Abdominal aortic aneurysm (AAA) is a potentially life-threatening vascular condition that currently lacks effective pharmacological treatment. The disease is strongly associated with chronic inflammation, where immune cells like macrophages play a crucial role. Efferocytosis, the process by which apoptotic cells are cleared, is involved in regulating inflammation. However, the role of efferocytosis in AAA pathogenesis remains largely unexplored. A combination of bioinformatic analysis and experimental validation was employed to investigate the role of efferocytosis-related genes (EFRGs) in AAA pathogenesis. Differentially expressed efferocytosis-related genes (EFRDEGs) were identified using datasets such as GSE47472, GSE57691 and GSE7084. Machine learning techniques, including LASSO, Random Forest and XGBoost were used to identify key biomarkers. Single-cell RNA sequencing were used to explore the interactions between EFRGs and immune cells within the AAA microenvironment. Furthermore, the expression of UCP2 was validated in both human and mouse AAA tissues, and pharmacological inhibition of UCP2 was tested in elastase-induced AAA mouse models.

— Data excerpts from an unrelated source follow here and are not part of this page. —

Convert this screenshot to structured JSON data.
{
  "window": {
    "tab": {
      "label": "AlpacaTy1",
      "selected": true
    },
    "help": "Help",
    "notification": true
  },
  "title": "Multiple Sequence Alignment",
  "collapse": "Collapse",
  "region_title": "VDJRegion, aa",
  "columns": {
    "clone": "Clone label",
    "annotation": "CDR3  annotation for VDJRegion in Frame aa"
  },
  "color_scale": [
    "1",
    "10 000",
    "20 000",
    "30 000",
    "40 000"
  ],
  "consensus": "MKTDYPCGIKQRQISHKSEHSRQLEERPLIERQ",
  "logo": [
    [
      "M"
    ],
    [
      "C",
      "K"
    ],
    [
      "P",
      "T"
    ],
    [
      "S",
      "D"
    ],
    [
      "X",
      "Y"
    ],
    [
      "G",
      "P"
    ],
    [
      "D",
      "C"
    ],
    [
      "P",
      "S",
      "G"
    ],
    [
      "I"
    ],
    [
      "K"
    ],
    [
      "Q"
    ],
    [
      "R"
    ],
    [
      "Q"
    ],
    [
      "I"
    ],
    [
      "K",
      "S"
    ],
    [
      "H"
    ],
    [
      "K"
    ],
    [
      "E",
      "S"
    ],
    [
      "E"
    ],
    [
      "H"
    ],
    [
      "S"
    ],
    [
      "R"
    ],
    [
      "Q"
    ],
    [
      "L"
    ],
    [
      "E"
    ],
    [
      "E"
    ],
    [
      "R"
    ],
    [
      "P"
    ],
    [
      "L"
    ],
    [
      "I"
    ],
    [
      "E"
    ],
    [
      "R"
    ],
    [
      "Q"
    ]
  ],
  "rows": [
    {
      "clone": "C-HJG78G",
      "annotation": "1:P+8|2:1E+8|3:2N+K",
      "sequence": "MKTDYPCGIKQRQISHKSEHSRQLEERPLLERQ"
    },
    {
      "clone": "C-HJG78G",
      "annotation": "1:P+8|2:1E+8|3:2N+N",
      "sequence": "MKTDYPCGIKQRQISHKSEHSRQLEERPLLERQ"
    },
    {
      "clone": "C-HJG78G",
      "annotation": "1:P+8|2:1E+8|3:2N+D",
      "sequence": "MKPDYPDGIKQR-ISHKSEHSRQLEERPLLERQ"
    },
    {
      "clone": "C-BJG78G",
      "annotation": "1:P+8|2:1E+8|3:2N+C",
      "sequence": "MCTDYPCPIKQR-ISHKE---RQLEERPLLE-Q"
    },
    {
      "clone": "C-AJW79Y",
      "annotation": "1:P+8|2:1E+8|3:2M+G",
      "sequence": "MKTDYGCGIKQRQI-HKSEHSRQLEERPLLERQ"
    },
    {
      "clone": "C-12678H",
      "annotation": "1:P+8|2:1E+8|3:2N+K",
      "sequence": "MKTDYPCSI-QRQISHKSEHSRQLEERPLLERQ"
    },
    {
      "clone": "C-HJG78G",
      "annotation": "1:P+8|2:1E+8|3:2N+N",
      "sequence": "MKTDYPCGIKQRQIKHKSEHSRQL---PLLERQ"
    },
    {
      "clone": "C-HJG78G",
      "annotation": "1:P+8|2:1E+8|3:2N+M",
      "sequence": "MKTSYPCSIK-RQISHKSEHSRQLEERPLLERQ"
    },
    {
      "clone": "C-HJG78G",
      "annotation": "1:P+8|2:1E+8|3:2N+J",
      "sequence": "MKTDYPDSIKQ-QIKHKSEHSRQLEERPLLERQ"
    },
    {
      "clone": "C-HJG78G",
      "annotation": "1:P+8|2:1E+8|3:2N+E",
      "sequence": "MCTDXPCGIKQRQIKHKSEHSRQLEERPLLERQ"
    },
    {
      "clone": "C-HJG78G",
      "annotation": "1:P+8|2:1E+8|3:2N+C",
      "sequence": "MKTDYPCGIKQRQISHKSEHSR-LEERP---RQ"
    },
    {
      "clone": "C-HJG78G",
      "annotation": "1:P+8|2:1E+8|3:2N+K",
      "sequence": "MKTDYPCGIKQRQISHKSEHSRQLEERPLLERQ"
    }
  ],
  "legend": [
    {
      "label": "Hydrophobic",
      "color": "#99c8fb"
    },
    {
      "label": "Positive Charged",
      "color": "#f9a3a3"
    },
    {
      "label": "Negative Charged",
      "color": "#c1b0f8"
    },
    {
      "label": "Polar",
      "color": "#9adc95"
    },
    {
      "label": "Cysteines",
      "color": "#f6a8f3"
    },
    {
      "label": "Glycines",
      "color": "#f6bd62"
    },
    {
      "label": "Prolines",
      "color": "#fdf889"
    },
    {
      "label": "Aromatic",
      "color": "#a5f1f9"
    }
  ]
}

The analysis identified 15 EFRDEGs associated with AAA. Machine learning methods identified UCP2, DUSP5, and IL1B as key diagnostic biomarkers, with the highest predictive accuracy (AUC of 1). Single-cell RNA sequencing revealed that UCP2 is highly expressed in macrophages within AAA tissue compared to controls. Moreover, UCP2 was significantly upregulated in both human AAA specimens and elastase-induced mouse AAA models. Immunofluorescence staining confirmed the colocalization of UCP2 with the macrophage marker F4/80 in AAA lesions. Pharmacological inhibition of UCP2 with Genipin significantly attenuated AAA progression in mice, reducing aortic dilation. This study offers a comprehensive exploration of efferocytosis-related genes in AAA and highlights UCP2 as a potential therapeutic target, providing novel strategies for medical intervention.